In this case, to be able to lower your LTV ratio, consider a bridging loan as the viable option because it allows you to borrow less from a money lender or bank.
4 Factors To Consider Before Applying For A Bridging Loan
Before applying for a bridging loan in Singapore, there’re a number of things that you should be thinking about. Here are a few of those important factors you must consider:
Bridging Loan Interest Rate
Compared to normal home loans, bridging loans come with high bridging loan interest rates.
Banks are likely to charge you an interest rate of between 5-6% per annum for a bridging loan, as compared to the usual 2.15% interest per annum that you will pay for a home loan.
Licensed money lenders charge up to 4% interest per month.
Depending on the type of lender, you may be asked to pay the interest before you start repaying your bridging loan.
Usually, a bridging loan is designed to cater to about 25% of the new property’s value.
After getting a bridging loan from a money lender or bank, you will still be required to repay the money, typically within six months.
Therefore, you need to figure out where you are going to get the money from to repay the loan if the sale of your old home is not going as planned.
You risk losing the property you pledged as collateral if you can’t pay up.
As mentioned, bridging loans are short-term loans. So you need to do your math properly so that you can repay your lender in a few months.
The bridging loan tenure in Singapore varies from bank to bank and from one registered money lender to another – but in general, the loan tenure is still short.
What You Need To Apply For A Bridging Loan In Singapore
To get a HDB bridging loan in Singapore, you need the following documents:
- Proof of residence (utility bill, a letter sent to you that shows your residential address or agreement of tenancy)
- Your Singpass to sign in to your accounts namely CPF, HDB, or IRAS
- Three months’ receipts for those that are employed
- Certificate of employment
- Copy of the OTP
Once you have the documents that might be required by your bank or registered money lender of your choice, you can start your bridging loan application process and submit the relevant documents.
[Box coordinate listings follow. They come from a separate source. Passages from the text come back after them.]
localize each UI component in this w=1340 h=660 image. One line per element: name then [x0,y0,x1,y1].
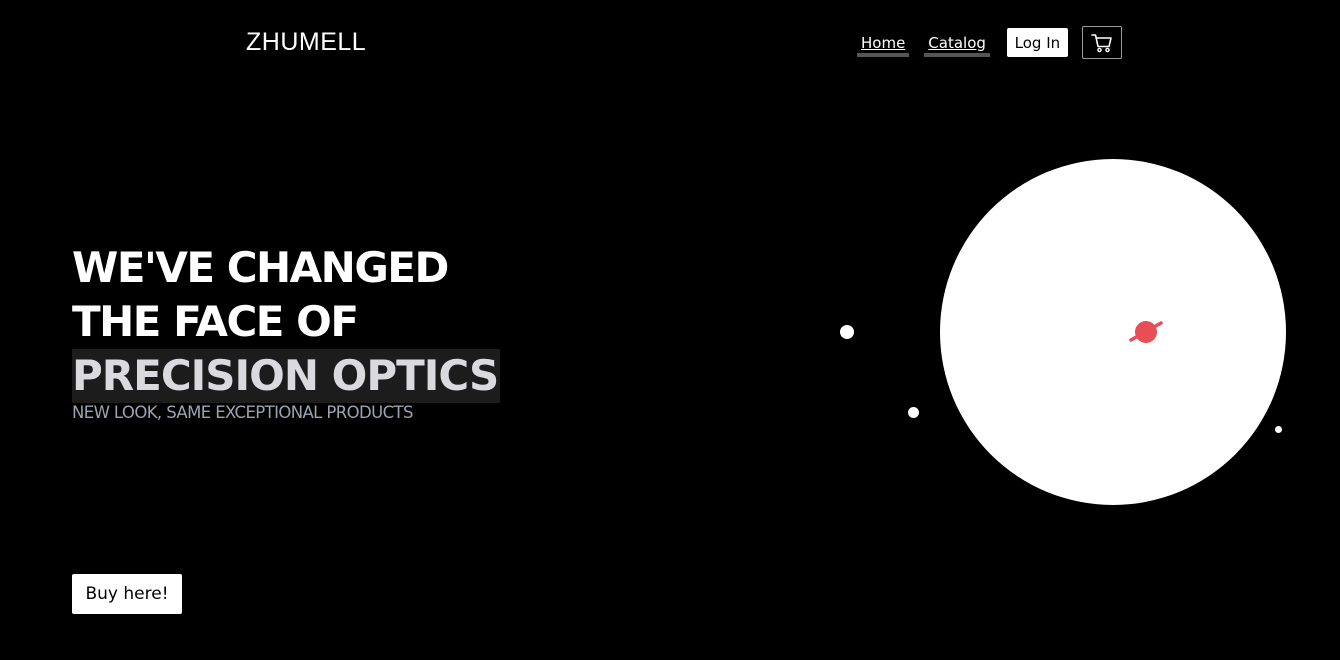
decorative-dot [908,407,919,418]
planet-icon [1129,321,1163,343]
hero-heading-line-2: THE FACE OF [72,297,359,346]
cart-button[interactable] [1081,26,1122,59]
nav-link-home[interactable]: Home [857,29,910,57]
main-nav: Home Catalog Log In [857,26,1122,59]
decorative-dot [840,325,854,339]
brand-logo[interactable]: ZHUMELL [246,28,366,57]
decorative-dot [1275,426,1282,433]
page: ZHUMELL Home Catalog Log In WE'VE CHANGE… [0,0,1340,660]
buy-here-button[interactable]: Buy here! [72,574,182,614]
hero-section: WE'VE CHANGED THE FACE OF PRECISION OPTI… [72,241,501,423]
nav-link-catalog[interactable]: Catalog [924,29,990,57]
shopping-cart-icon [1091,33,1112,52]
login-button[interactable]: Log In [1006,28,1068,57]
hero-subtitle: NEW LOOK, SAME EXCEPTIONAL PRODUCTS [72,403,413,422]
hero-heading-line-1: WE'VE CHANGED [72,243,449,292]
decorative-circle [940,159,1286,505]
hero-heading-highlight: PRECISION OPTICS [72,349,501,403]
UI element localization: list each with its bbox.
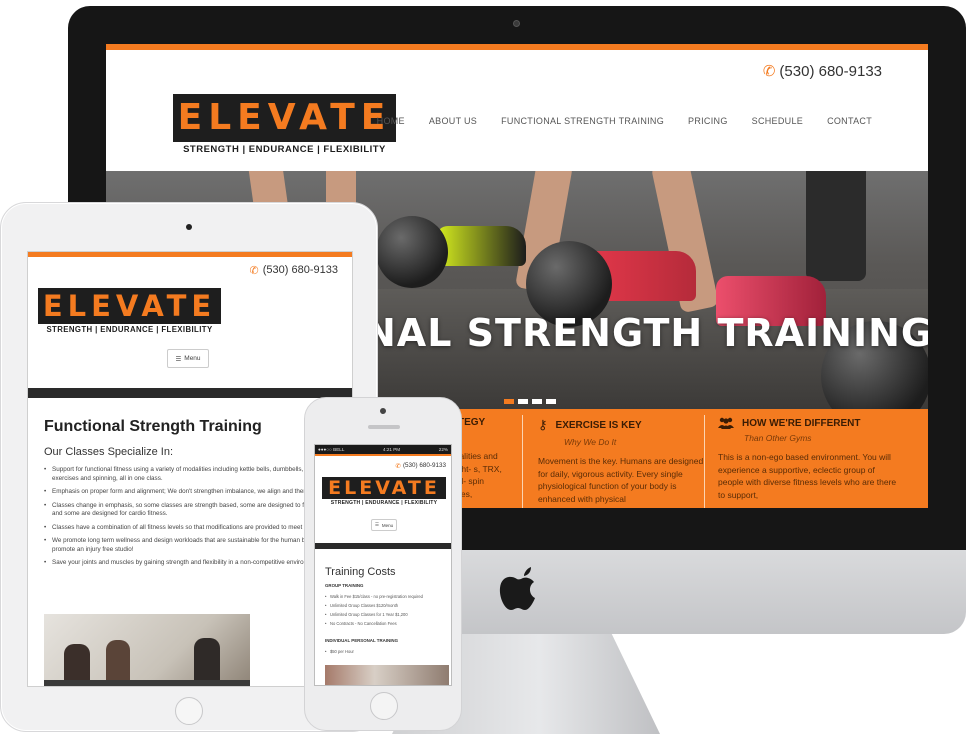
logo-tagline: STRENGTH | ENDURANCE | FLEXIBILITY <box>38 324 221 336</box>
battery-label: 22% <box>438 447 448 452</box>
list-item: Unlimited Group Classes for 1 Year $1,20… <box>325 612 449 617</box>
feature-how-were-different: HOW WE'RE DIFFERENT Than Other Gyms This… <box>718 417 898 508</box>
nav-pricing[interactable]: PRICING <box>688 116 728 126</box>
list-item: No Contracts - No Cancellation Fees <box>325 621 449 626</box>
home-button[interactable] <box>370 692 398 720</box>
nav-home[interactable]: HOME <box>377 116 405 126</box>
feature-body: Movement is the key. Humans are designed… <box>538 456 704 504</box>
page-subtitle: Our Classes Specialize In: <box>44 446 173 458</box>
site-logo[interactable]: ELEVATE STRENGTH | ENDURANCE | FLEXIBILI… <box>173 94 396 158</box>
logo-word: ELEVATE <box>42 289 217 323</box>
header-phone[interactable]: ✆ (530) 680-9133 <box>762 62 882 81</box>
key-icon: ⚷ <box>538 417 548 432</box>
apple-logo-icon <box>499 567 535 610</box>
phone-screen: ●●●○○ BELL 4:21 PM 22% ✆ (530) 680-9133 … <box>314 444 452 686</box>
camera-icon <box>380 408 386 414</box>
status-bar: ●●●○○ BELL 4:21 PM 22% <box>315 445 451 454</box>
feature-subtitle: Why We Do It <box>564 437 617 447</box>
hamburger-icon: ☰ <box>175 355 182 363</box>
clock-label: 4:21 PM <box>383 447 401 452</box>
phone-icon: ✆ <box>762 63 776 80</box>
phone-number: (530) 680-9133 <box>402 462 446 469</box>
site-header: ✆ (530) 680-9133 ELEVATE STRENGTH | ENDU… <box>106 50 928 171</box>
hero-glove <box>806 171 866 281</box>
logo-tagline: STRENGTH | ENDURANCE | FLEXIBILITY <box>322 499 446 507</box>
carrier-label: ●●●○○ BELL <box>318 447 345 452</box>
phone-icon: ✆ <box>249 265 259 277</box>
feature-divider <box>704 415 705 508</box>
feature-subtitle: Than Other Gyms <box>744 433 812 443</box>
menu-button[interactable]: ☰ Menu <box>371 519 397 531</box>
kettlebell <box>376 216 448 288</box>
phone-number: (530) 680-9133 <box>779 62 882 80</box>
hero-title: NAL STRENGTH TRAINING <box>364 311 928 355</box>
feature-title: ⚷ EXERCISE IS KEY <box>538 417 642 432</box>
hero-shoe <box>436 226 526 266</box>
nav-bar <box>315 543 451 549</box>
slider-dots <box>504 399 556 404</box>
group-training-title: GROUP TRAINING <box>325 583 364 588</box>
nav-functional-strength-training[interactable]: FUNCTIONAL STRENGTH TRAINING <box>501 116 664 126</box>
main-nav: HOME ABOUT US FUNCTIONAL STRENGTH TRAINI… <box>377 116 872 126</box>
feature-title: HOW WE'RE DIFFERENT <box>718 417 898 429</box>
menu-button[interactable]: ☰ Menu <box>167 349 209 368</box>
header-phone[interactable]: ✆ (530) 680-9133 <box>250 264 338 277</box>
group-pricing-list: Walk in Fee $15/class - no pre-registrat… <box>325 594 449 630</box>
top-accent-bar <box>315 454 451 456</box>
nav-about-us[interactable]: ABOUT US <box>429 116 477 126</box>
page-title: Functional Strength Training <box>44 418 262 435</box>
list-item: $50 per Hour <box>325 649 449 654</box>
nav-bar <box>28 388 352 398</box>
logo-word: ELEVATE <box>328 477 440 499</box>
personal-pricing-list: $50 per Hour <box>325 649 449 658</box>
slider-dot[interactable] <box>546 399 556 404</box>
gym-photo <box>44 614 250 686</box>
iphone-device: ●●●○○ BELL 4:21 PM 22% ✆ (530) 680-9133 … <box>304 397 462 731</box>
feature-exercise-is-key: ⚷ EXERCISE IS KEY Why We Do It Movement … <box>538 417 708 508</box>
top-accent-bar <box>28 252 352 257</box>
studio-photo <box>325 665 449 685</box>
slider-dot[interactable] <box>504 399 514 404</box>
feature-divider <box>522 415 523 508</box>
menu-label: Menu <box>184 355 201 362</box>
home-button[interactable] <box>175 697 203 725</box>
site-logo[interactable]: ELEVATE STRENGTH | ENDURANCE | FLEXIBILI… <box>322 477 446 507</box>
nav-contact[interactable]: CONTACT <box>827 116 872 126</box>
phone-number: (530) 680-9133 <box>262 264 338 276</box>
slider-dot[interactable] <box>532 399 542 404</box>
logo-tagline: STRENGTH | ENDURANCE | FLEXIBILITY <box>173 142 396 158</box>
menu-label: Menu <box>381 522 394 528</box>
slider-dot[interactable] <box>518 399 528 404</box>
page-title: Training Costs <box>325 566 396 578</box>
feature-body: This is a non-ego based environment. You… <box>718 452 897 500</box>
list-item: Unlimited Group Classes $120/month <box>325 603 449 608</box>
nav-schedule[interactable]: SCHEDULE <box>752 116 803 126</box>
header-phone[interactable]: ✆ (530) 680-9133 <box>395 462 446 470</box>
personal-training-title: INDIVIDUAL PERSONAL TRAINING <box>325 638 399 643</box>
phone-icon: ✆ <box>395 463 401 470</box>
site-logo[interactable]: ELEVATE STRENGTH | ENDURANCE | FLEXIBILI… <box>38 288 221 336</box>
list-item: Walk in Fee $15/class - no pre-registrat… <box>325 594 449 599</box>
camera-icon <box>186 224 192 230</box>
group-icon <box>718 417 734 429</box>
speaker-grille <box>368 425 400 429</box>
camera-icon <box>513 20 520 27</box>
hamburger-icon: ☰ <box>374 522 379 527</box>
logo-word: ELEVATE <box>177 97 392 138</box>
Pros And Cons Of Bridging Loans
Bridging loans come with several advantages and a few disadvantages.
- Quick disbursement
- Flexible loan repayment based on the lender you are dealing with
- Huge amount of money compared to normal loans
- You can grab high-end properties when you least expected
With these good things about bridging loans, you should also beware of the downsides. Here are some of the disadvantages of taking bridging loans whether you get the money from a bank or a licensed money lender.
- Extremely high interest rates
- Bridging loans often come with additional charges
- They are short-term loans, thus you will be forced to pay high monthly installments for a short time
- Bridging loans are secured loans. You risk losing your property if you fail to pay the money
Where To Get Bridging Loans In Singapore
Most banks and licensed money lenders in Singapore can offer bridging loans. Be sure to check each of the financial institutions’ terms and conditions for offering bridging loans.
If you need a bridging loan to complete your new project, contact these banks for the assistance you need:
- DBS Bank
- United Overseas Bank
- Standard Chartered Bank
If you fail to qualify for a bank loan, you can try getting a bridging loan from U Credit.
Be Clear About How Bridging Loan Works
Are you still wondering how bridging loan works?
We are here to help. At U Credit, we are willing to help you complete your project. The steps to getting your funding are simpler than you thought and we are willing to make them even easier for you.
Frequently Asked Questions
How Much Can I Borrow With A Bridging Loan?
You can use up to 25% of your bridging loan for the downpayment.
How Fast Can I Get A Bridging Loan In Singapore?
A bridging loan is short-term but the actual duration differs from bank to bank and money lender to money lender. Typically, it is granted between 24 to 48 hours as there is collateral.
Can I Use My CPF To Pay For A Bridging Loan?
You can use the refunded CPF from the sale of your property to repay the bridging loan, but you have to pay the interest in cash.